Niente perquisizione in tipografia, è il domicilio del deputato Boniardi. I pm cercavano prove sui 49 milioni spariti della Lega. Ma senza l’Ok della Camera non possono procedere

Continuano a parlare di Bibbiano, sparano a palle incatenate sul Governo, ma non aprono bocca sui 49 milioni di euro di rimborsi elettorali spariti. Anzi davanti agli investigatori che cercano di far luce su quella che la Procura della Repubblica di Genova ritiene essere stata un’imponente operazione di riciclaggio, si appellano all’immunità parlamentare per impedire i controlli. Va così con la Lega ai tempi del Covid-19. Proprio gli inquirenti genovesi hanno però ora chiesto alla Camera dei deputati l’autorizzazione per perquisire la sede e tutti gli uffici della srl Boniardi Grafiche, di cui è amministratore il deputato leghista di Bollate, Fabio Massimo Boniardi (nella foto con Salvini), che a dicembre, quando è scattato il blitz, ha dichiarato domicilio nell’azienda, sbarrando così il passo alle Fiamme gialle.

SOTTO LA LENTE. La Procura di Genova ha indagato, con l’accusa di riciclaggio di parte dei 49 milioni dei fondi della Lega oggetto di truffa ai danni dello Stato, l’assessore all’autonomia e alla cultura della Regione Lombardia, Stefano Bruno Galli, nella sua qualità di presidente dell’Associazione Maroni Presidente. Eseguite a dicembre una serie di perquisizioni, i finanzieri si sono dovuti fermare sull’uscio dell’azienda di Boniardi. Stop agli accertamenti sul denaro costato il 24 aprile 2017 una condanna per Umberto Bossi e l’allora tesoriere della Lega Nord, Francesco Belsito. Un processo che il 6 agosto scorso, in Cassazione, è stato dichiarato prescritto, confermando però la confisca dei 49 milioni. Secondo gli inquirenti parte di quel denaro sarebbe stato fatto sparire in Lussemburgo. E parte sarebbe tornata nelle mani della Lega, con un vorticoso giro di bonifici e fatture false, grazie all’associazione “Maroni Presidente”. Il procuratore aggiunto di Genova, Francesco Pinto, e il sostituto Paola Calleri hanno così chiesto l’autorizzazione a Montecitorio.

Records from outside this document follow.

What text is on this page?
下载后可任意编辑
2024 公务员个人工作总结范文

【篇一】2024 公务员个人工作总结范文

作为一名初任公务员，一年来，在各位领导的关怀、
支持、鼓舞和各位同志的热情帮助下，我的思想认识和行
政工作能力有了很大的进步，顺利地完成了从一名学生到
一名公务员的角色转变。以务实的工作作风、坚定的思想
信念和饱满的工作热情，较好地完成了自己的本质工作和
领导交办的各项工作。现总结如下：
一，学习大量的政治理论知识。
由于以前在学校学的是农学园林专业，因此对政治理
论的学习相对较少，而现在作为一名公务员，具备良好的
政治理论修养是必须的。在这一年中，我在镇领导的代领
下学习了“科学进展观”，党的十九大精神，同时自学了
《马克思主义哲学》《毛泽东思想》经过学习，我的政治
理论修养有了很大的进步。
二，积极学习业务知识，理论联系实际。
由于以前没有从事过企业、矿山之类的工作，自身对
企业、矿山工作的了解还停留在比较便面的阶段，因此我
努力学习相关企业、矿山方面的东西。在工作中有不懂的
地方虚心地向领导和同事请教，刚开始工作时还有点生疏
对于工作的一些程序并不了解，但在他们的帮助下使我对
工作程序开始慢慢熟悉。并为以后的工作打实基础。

SUPER TESTIMONE. A mettere gli inquirenti sulla pista di Galli, Boniardi & C. è stato quello che si può considerare un super testimone, un ex consigliere regionale anche lui eletto con “Maroni Presidente” nel 2013, Marco Tizzoni. Quest’ultimo ha infatti riferito agli inquirenti di aver sostenuto la campagna elettorale a proprie spese, di aver saputo solo a campagna finita che si potevano ottenere rimborsi, che a tal fine era stato costituito un ente e che a sua insaputa era stata messa in piedi l’associazione “Maroni”. Tizzoni ha quindi specificato di aver saputo anche che l’associazione, di cui Galli era presidente, aveva ottenuto 500mila euro, ma che lo stesso attuale assessore gli aveva detto che 450mila dovevano essere restituiti alla Lega per un prestito ottenuto in campagna elettorale.

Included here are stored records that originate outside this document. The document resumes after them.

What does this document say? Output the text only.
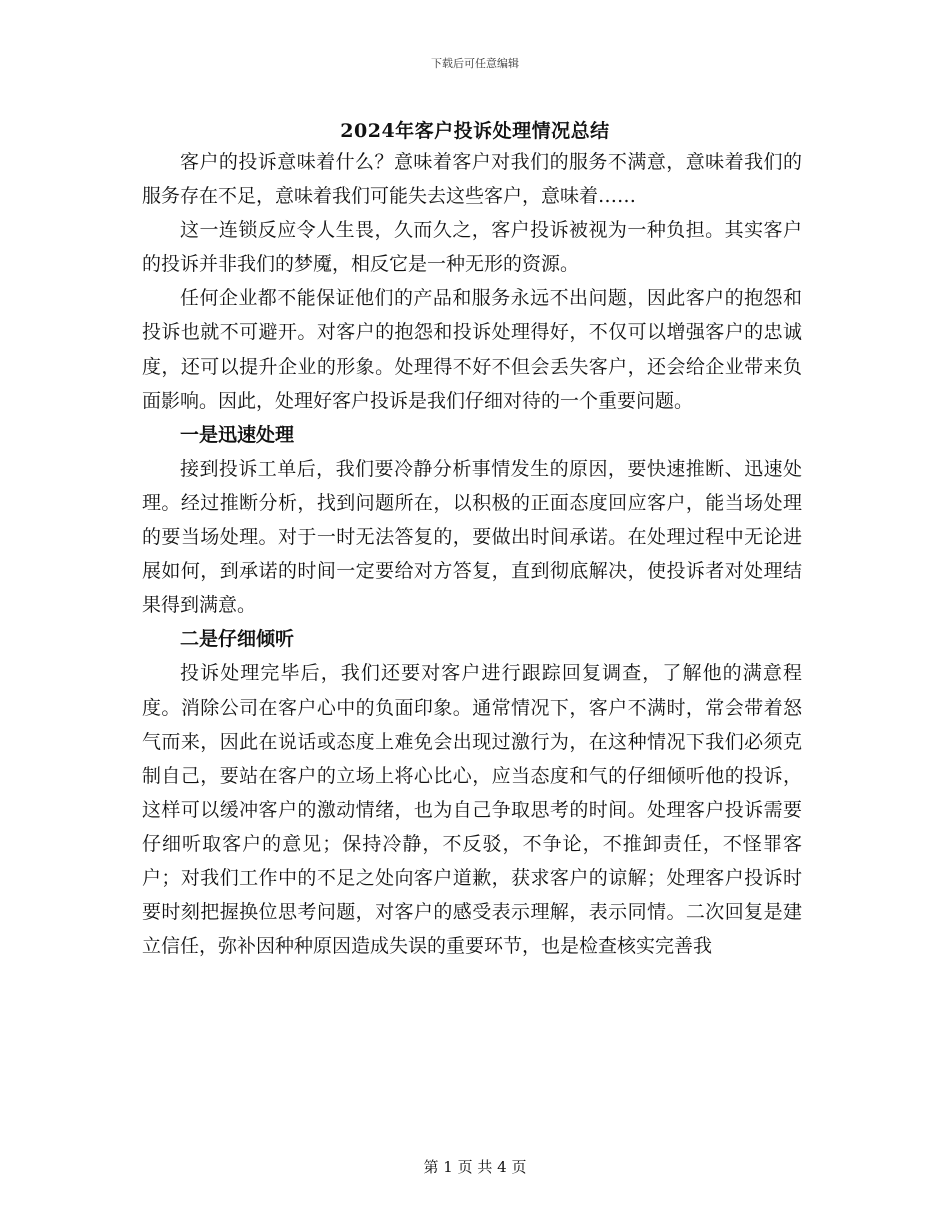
下载后可任意编辑
2024年客户投诉处理情况总结

客户的投诉意味着什么？意味着客户对我们的服务不满意，意味着我们的服务存在不足，意味着我们可能失去这些客户，意味着……

这一连锁反应令人生畏，久而久之，客户投诉被视为一种负担。其实客户的投诉并非我们的梦魇，相反它是一种无形的资源。

任何企业都不能保证他们的产品和服务永远不出问题，因此客户的抱怨和投诉也就不可避开。对客户的抱怨和投诉处理得好，不仅可以增强客户的忠诚度，还可以提升企业的形象。处理得不好不但会丢失客户，还会给企业带来负面影响。因此，处理好客户投诉是我们仔细对待的一个重要问题。

一是迅速处理

接到投诉工单后，我们要冷静分析事情发生的原因，要快速推断、迅速处理。经过推断分析，找到问题所在，以积极的正面态度回应客户，能当场处理的要当场处理。对于一时无法答复的，要做出时间承诺。在处理过程中无论进展如何，到承诺的时间一定要给对方答复，直到彻底解决，使投诉者对处理结果得到满意。

二是仔细倾听

投诉处理完毕后，我们还要对客户进行跟踪回复调查，了解他的满意程度。消除公司在客户心中的负面印象。通常情况下，客户不满时，常会带着怒气而来，因此在说话或态度上难免会出现过激行为，在这种情况下我们必须克制自己，要站在客户的立场上将心比心，应当态度和气的仔细倾听他的投诉，这样可以缓冲客户的激动情绪，也为自己争取思考的时间。处理客户投诉需要仔细听取客户的意见；保持冷静，不反驳，不争论，不推卸责任，不怪罪客户；对我们工作中的不足之处向客户道歉，获求客户的谅解；处理客户投诉时要时刻把握换位思考问题，对客户的感受表示理解，表示同情。二次回复是建立信任，弥补因种种原因造成失误的重要环节，也是检查核实完善我

第 1 页 共 4 页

Soldi che, a quanto sarebbe stato riferito all’ex consigliere, erano stati spesi per manifesti, un info point e due-tre aperitivi elettorali. Inutili sarebbero stati i tentativi di Tizzoni di ottenere documenti per far luce su quelle spese. Dalle indagini svolte vi sarebbero stati giri vorticosi di denaro tra la “Maroni Presidente” e la Lega Nord, fatture per la Boniardi e per la società Nembo, considerate dagli inquirenti relative ad operazioni in tutto o in parte inesistenti, e bilanci modificati al fine di giustificare determinati bonifici. I magistrati genovesi ritengono che tale sistema non sia stato altro che un modo per riciclare parte dei 49 milioni di euro. Una ricerca della verità a cui potrà dare eventualmente il via soltanto la Camera dei deputati.